Revenons à la soirée en elle-­‐même :

Commencée à 21h00 par Mc Luvin, on en a pris plein les yeux. Excepté le style très particulier du chanteur qui n'hésite pas à allier caleçon léopard et slim rouge qui ne cachait pas grand chose du premier, une rapide recherche me fait découvrir qu'il s'agit du duo de ce type un peu strange Gystere et avec un ex des groupes de hip-­‐hop Drixxxé. Sûrement... J'avouerais que je n'ai pas beaucoup vu le deuxième, les lumières semblaient axées sur Monsieur Tatouage (Les Beatles et Mickael Jackson côte à côte sur le bras droit...) Reste que la musiqe ne m'a pas marqué non plus, le genre qui passe à la radio et qu'on écoute plus par flemme de changer de station qu'autre chose.

Venaient ensuite Housse de Racket, groupe mythique pour la pub de KFC. Un petit groupe un peu inconnu quand même : normal, le groupe a était fondé en 2005 par deux musiciens occasionnels d'Air et de Phoenix. Reste que leur égo était beaucoup moins mis en avant sur scène mais la musique bien plus efficace. Moins d'effets,deux musiciens plus statiques mais la salle a bien plus bougée, emportée par le côté un peu sautillant de la musique. Mais bon, j'ai toujours préferé la pop à l'électro...

Suivis de Yuksek, le seul artiste que je connaissais plus ou moins de la programmation. Normal, c'est un des plus connus avec des remixs d'artistes allants de Gorillaz à Lady Gaga. Certainement l'un des plus attendus et il s'est révélé à la hauteur des espérances. Un pogo monstre a faillit me faire mourir pour la liberté de presse mais tout le monde dansait du début à la fin de chaque morceau. Même si c'était là aussi un DJ très statique, l'effet était monstre. Mention spéciale pour la batteuse, impressionnante de bout en bout. Un super artiste à découvrir donc.

Place maintenant aux noms barbares : Goose, accessoirement le nom d'un canard, groupe belge aux refrains plus qu'entêtants qui lui doit son succès à Coca-­‐Cola. « Can't Stop Me Now » a quand même la palme de la phrase que t'entends minimum 20 fois dans la chansonet qui est marqué de façon indélébile dans tes tympans. Le propre de l'électro semblerait-­‐il... Mais là encore un groupe, pas prise de tête et qui se donnait à fond.

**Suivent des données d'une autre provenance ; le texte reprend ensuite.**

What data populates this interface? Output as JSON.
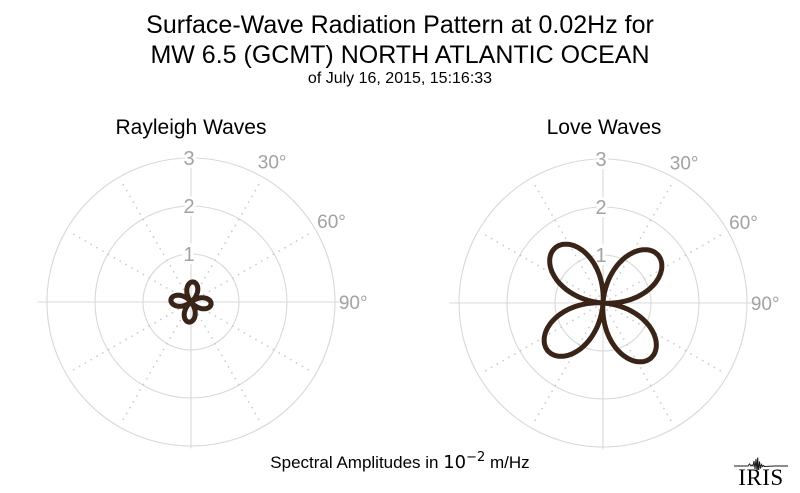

Suivant : Toxic Avengers qui avaient sur scène en lettres rouges « TOXIC ANGST ». La signification du « ANGST » m'a échappé tout le concert mais mon ami Google m'a appris que cela signifiait « entre colère et peur » en allemand. Tout un programme donc... D'après moi, on est alors rentré dans la partie « bourrin » de l'électro de la soirée : je ne voyais pas quand se finissait le morceau pour commencer un autre, les boum-­‐boum de succédant à des rythmes plus ou moins espacés. Trop hardcore pour la partisante de rock que je suis.

Et dernier concert auquel j'ai assisté : Beataucue. Excepté le jeu de mot ultra recherché et subtil , prononcé par ceux qui avaient déjà un coup dans le nez c'était deux fois plus raffiné, se cache un duo de Caen abonné lui aussi aux remixs prestigieux et sur le point de partir pour une tournée au Japon. Toujours aussi paumée quant aux morceaux, aucun ne m'est resté en tête excepté un moment très « loup » avec des « Hahoooou, haaahouuuu » toutes les 2 secondes. Aucun commentaire.

Enfin, j'avoue ma très grande honte : je n'ai pas assisté au concert de [Trap]. Il était 4h00, je venais de sautiller en rythme durant presque 7h et la notion de électro-­‐metal-­‐hardcore m'ont fait préférer mon lit à toute cette agitation.

Il en reste néanmoins que cette sixième édition des Indisciplinées s'est révélée pleine de surprises, souvent agréables même pour la plus parfaite néophyte et que l'ambiance était franchement bonne voire démentielle. A refaire.